Девлин прикурила от своего огня.
— Значит, вы решили податься в политику, — сказала она.
Уилсон фыркнул:
— Политику? — Он покачал головой. — Политика превращает людей в дерьмо, независимо от того, кто они и где находятся. И если люди считают мои действия политикой, то это их личное мнение.
— А что вы делаете?
— Я даю советы. В основном пытаюсь подготовить молодых ребят к возвращению в большой мир. Я считаю, что если ты можешь научиться правильно жить здесь, то жизнь на свободе для тебя — семечки.
— Как? В смысле — как научиться?
— Хозяин ждет, что мы будем жить как звери — здесь или там, неважно. Полагаю, вы читали Малькольма.
Девлин кивнула.
— Вот-вот. Я человек неверующий, но религию уважаю. Уважаю и себя, и вас. Большинство молодых братков попали сюда за дело. Даже если они гордятся своими преступлениями, я не могу это понять, они все равно знают, каково приходилось их мамам. Я не хочу своей судьбой служить примером безнадежности.

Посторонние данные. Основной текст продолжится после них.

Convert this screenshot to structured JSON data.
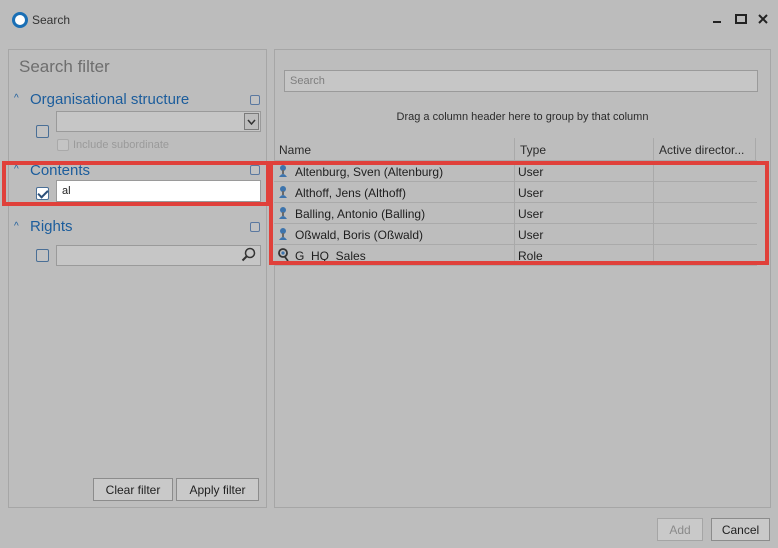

Им, конечно, проще всего ссылаться на меня и говорить: „Смотрите! Какая к черту разница? Можно жить правильно, а Хозяин все равно тебя сломает…“
Девлин вздрогнула, услыхав новые нотки в голосе Уилсона. Чужие слова, но боль и печаль принадлежали боксеру.
Уилсон кивнул.
— Вот я и повторяю все это молодым снова и снова, до тех пор, пока их не начинает тошнить от моих нравоучений. Иногда приходится их поколачивать, чтобы слушали, — все очень просто, но и очень сложно.